Blonville, Calvados, France, octobre 1993, 12 h 45.


C'est la tempête en ce weekend d'automne. Un bon force 8 souffle de l'ouest-sud-ouest, et la mer est blanche et démontée. Les vagues déferlent partout, même en pleine mer : des lames vraiment impressionnantes, et dont la crête est balayée par un souffle infernal. Pourtant, un petit groupe de waverideurs s'est donné rendez-vous au centre nautique pour tenter une sortie dans ces conditions dantesques.


Il y a là les passionnés frères Puglisi, Jacques et son amie Caroline, Christophe Colomer, bien décidé à sortir sur sa Tabou fétiche bien adaptée de par son shape à ce genre de conditions, et quelques autres membres venus en spectateurs. Handicapé par une entorse à la cheville, j'ai là une excuse toute trouvée pour ne pas avoir à affronter cette mer en furie, et je me suis donc équipé de ma caméra pour mettre tout ce joli petit monde dans la boîte.

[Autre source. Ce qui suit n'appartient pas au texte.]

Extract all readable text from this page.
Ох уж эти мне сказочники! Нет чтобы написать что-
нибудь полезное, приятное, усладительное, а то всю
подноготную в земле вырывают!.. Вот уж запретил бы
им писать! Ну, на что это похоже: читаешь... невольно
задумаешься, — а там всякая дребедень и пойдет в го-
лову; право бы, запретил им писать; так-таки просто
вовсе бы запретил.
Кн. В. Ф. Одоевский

C'est Raphaël Puglisi qui se jette à l'eau en premier, armé d'une Coppello de 2 m 65 et d'une ART Wave de 4 m² pour le moins étarquée au point d'amure... Il passe avec dextérité les premières mousses puis, à la faveur d'une accalmie, arrive à gagner le large, où les séries sont pour le moins impressionnantes. Je me répète, mais encore une fois, cela déferle même en pleine mer ! Et le danger dans ce genre de situation, c'est de se faire brasser par une énorme vague, perdre son matériel, et devoir revenir à la nage dans un océan déchaîné sur des centaines de mètres voire des kilomètres. Raphaël l'a bien compris, et il multiplie les allers-retours en restant prudemment à un jet de pierre de la côte.


Il est bientôt rejoint par ses deux frères, Sébastien et Philippe, qui réussissent eux aussi à passer l'énorme barre pour aller faire monter l'adrénaline au large.

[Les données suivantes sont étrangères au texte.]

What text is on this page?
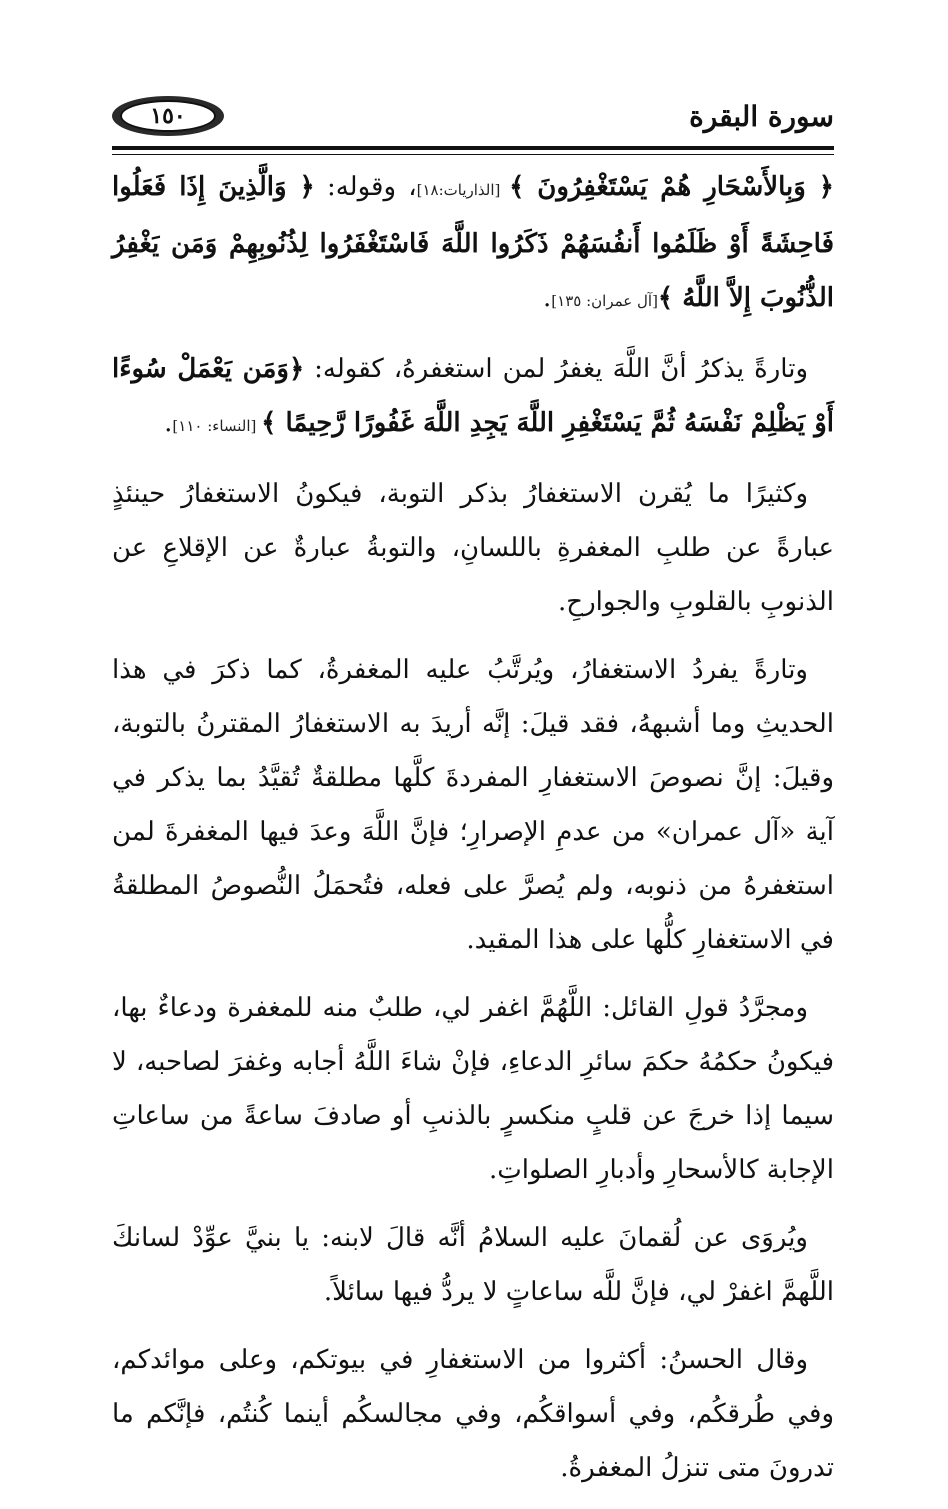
١٥٠	سورة البقرة

﴿ وَبِالأَسْحَارِ هُمْ يَسْتَغْفِرُونَ ﴾ [الذاريات:١٨]، وقوله: ﴿ وَالَّذِينَ إِذَا فَعَلُوا فَاحِشَةً أَوْ ظَلَمُوا أَنفُسَهُمْ ذَكَرُوا اللَّهَ فَاسْتَغْفَرُوا لِذُنُوبِهِمْ وَمَن يَغْفِرُ الذُّنُوبَ إِلاَّ اللَّهُ ﴾[آل عمران: ١٣٥].

وتارةً يذكرُ أنَّ اللَّهَ يغفرُ لمن استغفرهُ، كقوله: ﴿وَمَن يَعْمَلْ سُوءًا أَوْ يَظْلِمْ نَفْسَهُ ثُمَّ يَسْتَغْفِرِ اللَّهَ يَجِدِ اللَّهَ غَفُورًا رَّحِيمًا ﴾ [النساء: ١١٠].

وكثيرًا ما يُقرن الاستغفارُ بذكر التوبة، فيكونُ الاستغفارُ حينئذٍ عبارةً عن طلبِ المغفرةِ باللسانِ، والتوبةُ عبارةٌ عن الإقلاعِ عن الذنوبِ بالقلوبِ والجوارحِ.

وتارةً يفردُ الاستغفارُ، ويُرتَّبُ عليه المغفرةُ، كما ذكرَ في هذا الحديثِ وما أشبههُ، فقد قيلَ: إنَّه أريدَ به الاستغفارُ المقترنُ بالتوبة، وقيلَ: إنَّ نصوصَ الاستغفارِ المفردةَ كلَّها مطلقةٌ تُقيَّدُ بما يذكر في آية «آل عمران» من عدمِ الإصرارِ؛ فإنَّ اللَّهَ وعدَ فيها المغفرةَ لمن استغفرهُ من ذنوبه، ولم يُصرَّ على فعله، فتُحمَلُ النُّصوصُ المطلقةُ في الاستغفارِ كلُّها على هذا المقيد.

ومجرَّدُ قولِ القائل: اللَّهُمَّ اغفر لي، طلبٌ منه للمغفرة ودعاءٌ بها، فيكونُ حكمُهُ حكمَ سائرِ الدعاءِ، فإنْ شاءَ اللَّهُ أجابه وغفرَ لصاحبه، لا سيما إذا خرجَ عن قلبٍ منكسرٍ بالذنبِ أو صادفَ ساعةً من ساعاتِ الإجابة كالأسحارِ وأدبارِ الصلواتِ.

ويُروَى عن لُقمانَ عليه السلامُ أنَّه قالَ لابنه: يا بنيَّ عوِّدْ لسانكَ اللَّهمَّ اغفرْ لي، فإنَّ للَّه ساعاتٍ لا يردُّ فيها سائلاً.

وقال الحسنُ: أكثروا من الاستغفارِ في بيوتكم، وعلى موائدكم، وفي طُرقكُم، وفي أسواقكُم، وفي مجالسكُم أينما كُنتُم، فإنَّكم ما تدرونَ متى تنزلُ المغفرةُ.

Caroline n'aura pas cette chance. Happée par une énorme déferlante de la taille d'un mât, elle se retrouve en moins d'une minute rejetée sur le sable comme une poupée de chiffon. Elle prendra ensuite le temps de se remettre de ses émotions, et trouvera les ressources de repartir de plus belle et d'être la seule fille de la journée à effectuer quelques allers-retours dans cet océan en furie.


Voici maintenant Jacques et Christophe qui se mettent à l'eau ! J'ai l'oeil rivé sur eux dans le viseur de ma caméra, et après un passage de barre en règle, les voici qui tracent leur route vers le large.


Christophe est un peu sur la défensive car il ride un flotteur très léger, mais qui ne le serait pas dans ces conditions. Jacques est lui sur une bonne vieille Tiga Wave 250 en extrudé-soufflé donc plus lourde, et comme à son habitude, c'est une pile électrique ! High jumps tel le Dunky à Pozo, backloop à la Polakow dans la zone d'impact (!), on se demande dans quel état il va rentrer et je me concentre pour ne rien rater des évolutions du jeune homme. Celui-ci s'éloigne maintenant vers le large et l'on doit bien se rendre à l'évidence, il est en mode slalom, traçant son chemin full speed tel Antoine Albeau, en direction de l'Angleterre et à plus de 2 kilomètres des côtes... 


Nous commençons tous à nous faire du souci pour lui, et tout à coup, cela ne rate pas : il croise le chemin d'une gigantesque déferlante et tire de toutes ses forces sur son whisbone pour monter le plus haut possible ! Vue de la plage, la scène est ahurissante, avec un Jacques à environ 12 mètres de haut, et qui lâche prestement son matos car la réception : ça ne va pas le faire ! Sa planche et son gréement s'envolent à bonne distance dans une rafale à plus de 40 noeuds, et tout le monde se demande bien comment il va pouvoir faire pour les récupérer.

Plus personne n'ouvre la bouche dans le club, et au moment où nous nous apprêtons à téléphoner aux secours (mais qu'auraient-t-ils bien pu faire dans ces conditions ?), c'est avec un soulagement non dissimulé que nous voyons apparaître la tête de mât de notre fou furieux entre deux crêtes : ouf !


Une demi-heure plus tard, notre Jacques national fait irruption dans le local le sourire aux lèvre et nous gratifie la mine radieuse d'un " Vous avez vu mon saut les gars ??? "...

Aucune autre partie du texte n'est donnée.